8 En cas de nouveau conflit, l’État-Major français avait alors prévu l’organisation d’une ligne défensive sur les frontières Nord et Nord-Est du pays. Il s’agissait, entre autres, d’encadrer une évacuation massive des populations civiles se trouvant dans la zone proche du front, la construction d’une ligne de fortifications le long des frontières restant la mesure essentielle d'une stratégie globale de défense. Le projet d’évacuation fait l’objet de concertations préalables avec les municipalités. Il faut, en effet, établir l’inventaire des personnes et de toutes les ressources à déplacer – bétail comme matériel en tout genre – et prévoir les moyens correspondants afin de procéder au vaste mouvement. À chaque ville et département concernés par l’évacuation correspond une ville ou un département d’accueil.
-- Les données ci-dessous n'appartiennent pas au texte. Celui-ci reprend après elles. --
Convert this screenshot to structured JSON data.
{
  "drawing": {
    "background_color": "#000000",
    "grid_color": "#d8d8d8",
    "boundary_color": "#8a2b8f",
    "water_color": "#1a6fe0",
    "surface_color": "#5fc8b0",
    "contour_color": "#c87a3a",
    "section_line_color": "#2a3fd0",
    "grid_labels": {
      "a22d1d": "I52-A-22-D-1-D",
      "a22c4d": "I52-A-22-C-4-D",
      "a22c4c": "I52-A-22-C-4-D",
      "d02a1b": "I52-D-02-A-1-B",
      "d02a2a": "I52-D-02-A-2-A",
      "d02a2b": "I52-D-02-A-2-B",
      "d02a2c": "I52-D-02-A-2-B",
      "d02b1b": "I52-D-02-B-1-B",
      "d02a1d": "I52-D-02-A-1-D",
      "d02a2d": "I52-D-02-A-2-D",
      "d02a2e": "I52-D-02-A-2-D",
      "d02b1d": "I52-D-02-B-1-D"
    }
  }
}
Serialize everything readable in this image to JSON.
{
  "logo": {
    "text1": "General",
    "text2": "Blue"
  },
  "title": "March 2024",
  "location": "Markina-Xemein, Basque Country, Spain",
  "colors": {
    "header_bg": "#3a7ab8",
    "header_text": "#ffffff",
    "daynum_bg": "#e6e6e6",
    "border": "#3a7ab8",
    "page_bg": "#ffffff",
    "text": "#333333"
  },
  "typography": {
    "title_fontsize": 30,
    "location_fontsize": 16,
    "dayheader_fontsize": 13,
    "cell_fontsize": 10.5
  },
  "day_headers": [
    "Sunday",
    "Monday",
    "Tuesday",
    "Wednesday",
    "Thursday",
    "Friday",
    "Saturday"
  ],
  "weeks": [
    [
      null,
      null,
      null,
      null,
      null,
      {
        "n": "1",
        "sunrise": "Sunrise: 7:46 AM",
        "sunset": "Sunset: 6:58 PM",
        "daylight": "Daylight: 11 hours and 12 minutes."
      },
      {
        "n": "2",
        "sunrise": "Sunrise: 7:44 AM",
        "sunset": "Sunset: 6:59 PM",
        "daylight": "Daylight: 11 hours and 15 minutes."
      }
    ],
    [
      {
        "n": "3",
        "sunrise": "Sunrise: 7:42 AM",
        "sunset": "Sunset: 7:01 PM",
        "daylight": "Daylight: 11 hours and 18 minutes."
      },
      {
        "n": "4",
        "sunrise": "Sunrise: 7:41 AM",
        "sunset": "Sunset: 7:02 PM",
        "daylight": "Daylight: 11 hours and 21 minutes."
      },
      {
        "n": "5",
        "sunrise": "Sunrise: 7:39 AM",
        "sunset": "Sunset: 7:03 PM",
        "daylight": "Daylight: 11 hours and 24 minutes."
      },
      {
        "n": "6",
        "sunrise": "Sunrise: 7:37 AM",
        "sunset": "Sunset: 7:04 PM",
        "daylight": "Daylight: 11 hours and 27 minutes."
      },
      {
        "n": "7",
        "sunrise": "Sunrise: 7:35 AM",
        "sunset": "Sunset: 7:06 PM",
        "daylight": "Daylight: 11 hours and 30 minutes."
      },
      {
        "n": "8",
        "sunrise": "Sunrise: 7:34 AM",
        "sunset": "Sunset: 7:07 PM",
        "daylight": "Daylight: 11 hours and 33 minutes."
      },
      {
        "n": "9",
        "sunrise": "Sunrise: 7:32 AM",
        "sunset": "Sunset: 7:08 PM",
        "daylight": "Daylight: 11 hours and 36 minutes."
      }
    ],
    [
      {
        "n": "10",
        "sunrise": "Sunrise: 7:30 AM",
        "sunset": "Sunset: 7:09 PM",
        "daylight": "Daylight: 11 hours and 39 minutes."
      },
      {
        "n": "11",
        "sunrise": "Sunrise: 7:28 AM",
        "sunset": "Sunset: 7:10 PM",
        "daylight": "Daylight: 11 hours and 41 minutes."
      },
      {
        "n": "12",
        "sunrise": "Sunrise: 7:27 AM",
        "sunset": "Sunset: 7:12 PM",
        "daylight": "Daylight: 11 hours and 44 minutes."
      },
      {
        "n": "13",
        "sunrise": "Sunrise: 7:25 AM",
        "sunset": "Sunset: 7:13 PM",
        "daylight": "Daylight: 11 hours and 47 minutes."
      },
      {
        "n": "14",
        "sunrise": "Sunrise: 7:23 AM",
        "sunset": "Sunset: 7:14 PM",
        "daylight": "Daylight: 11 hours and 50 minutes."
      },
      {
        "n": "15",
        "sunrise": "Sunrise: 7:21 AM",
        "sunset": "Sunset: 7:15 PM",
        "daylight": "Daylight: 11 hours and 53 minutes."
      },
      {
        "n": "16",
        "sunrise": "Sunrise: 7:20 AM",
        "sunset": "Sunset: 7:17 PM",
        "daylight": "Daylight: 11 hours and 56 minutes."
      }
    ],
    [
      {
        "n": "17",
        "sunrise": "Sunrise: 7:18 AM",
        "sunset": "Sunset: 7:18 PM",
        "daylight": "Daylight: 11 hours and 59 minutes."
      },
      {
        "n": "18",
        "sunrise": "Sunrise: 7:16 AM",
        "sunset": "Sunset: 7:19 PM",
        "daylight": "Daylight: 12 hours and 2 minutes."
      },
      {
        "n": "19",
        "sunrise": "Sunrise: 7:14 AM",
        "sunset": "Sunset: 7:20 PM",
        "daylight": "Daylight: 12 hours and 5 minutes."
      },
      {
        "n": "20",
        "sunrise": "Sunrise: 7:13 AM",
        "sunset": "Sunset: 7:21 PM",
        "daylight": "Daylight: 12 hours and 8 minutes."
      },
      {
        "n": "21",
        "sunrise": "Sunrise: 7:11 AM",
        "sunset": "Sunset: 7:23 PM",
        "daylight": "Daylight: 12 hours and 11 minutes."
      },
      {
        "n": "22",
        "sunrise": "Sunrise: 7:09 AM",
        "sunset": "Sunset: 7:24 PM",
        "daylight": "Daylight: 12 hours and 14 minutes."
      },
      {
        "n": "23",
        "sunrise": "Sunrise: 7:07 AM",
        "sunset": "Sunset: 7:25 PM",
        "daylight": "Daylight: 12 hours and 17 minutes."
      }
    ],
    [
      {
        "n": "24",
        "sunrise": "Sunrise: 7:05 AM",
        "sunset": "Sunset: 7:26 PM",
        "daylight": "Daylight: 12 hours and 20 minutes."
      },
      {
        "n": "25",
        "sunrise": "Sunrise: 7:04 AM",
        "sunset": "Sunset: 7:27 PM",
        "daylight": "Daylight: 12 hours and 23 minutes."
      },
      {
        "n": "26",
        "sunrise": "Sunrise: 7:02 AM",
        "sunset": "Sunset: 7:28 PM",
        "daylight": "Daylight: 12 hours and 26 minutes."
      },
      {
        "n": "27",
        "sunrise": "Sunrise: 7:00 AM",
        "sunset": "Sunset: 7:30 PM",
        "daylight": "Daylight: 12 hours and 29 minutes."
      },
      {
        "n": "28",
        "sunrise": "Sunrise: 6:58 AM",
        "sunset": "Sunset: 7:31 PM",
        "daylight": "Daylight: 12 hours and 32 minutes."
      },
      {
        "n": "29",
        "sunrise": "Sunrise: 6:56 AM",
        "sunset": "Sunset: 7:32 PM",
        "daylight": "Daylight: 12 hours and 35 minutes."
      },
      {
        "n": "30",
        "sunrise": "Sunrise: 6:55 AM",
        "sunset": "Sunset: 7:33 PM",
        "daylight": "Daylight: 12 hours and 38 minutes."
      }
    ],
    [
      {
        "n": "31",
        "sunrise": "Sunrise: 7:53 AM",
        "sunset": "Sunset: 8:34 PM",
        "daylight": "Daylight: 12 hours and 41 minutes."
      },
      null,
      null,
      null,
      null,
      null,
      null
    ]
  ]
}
Ces derniers sont situés dans l’Ouest et le Sud-Ouest de la France, zones réputées à l’abri des «invasions».

242.

Sur le phénomène général des réfugiés et l’organisation des évacuations en particulier, on pourra se reporter à l’ouvrage de Paul LÉVY et Jean Jacques BECKER (dir.), Les Réfugiés pendant la Seconde Guerre mondiale, , CERHIM, Confolens, 1999.

243.

«Le fort accent germanique des exilés de l’Est les rapproche, pour les populations d’accueil, du 'boche'», Dominique VEILLON, Vivre et Survivre en France, 1939-1947, Payot, p. 33.

244.

Le solde démographique est toujours négatif. En 1938, on compte 612.248 naissances pour 647.987 décès.

245.

Édouard DALADIER déclare dès le 9 septembre : «Notre intérêt est d’attendre» (cité par François BÉDARIDA, Op. cit., p. 43). Quant à Winston CHURCHILL, il déclare : «Dans cette guerre, il faut se résigner à la monotonie».

246.

Dominique VEILLON, Op. cit., pp. 37-38.

247.

Voir Jean-Louis CRÉMIEUX BRILHAC, Les Français de l'an 40, Tome 1, pp. 456-465.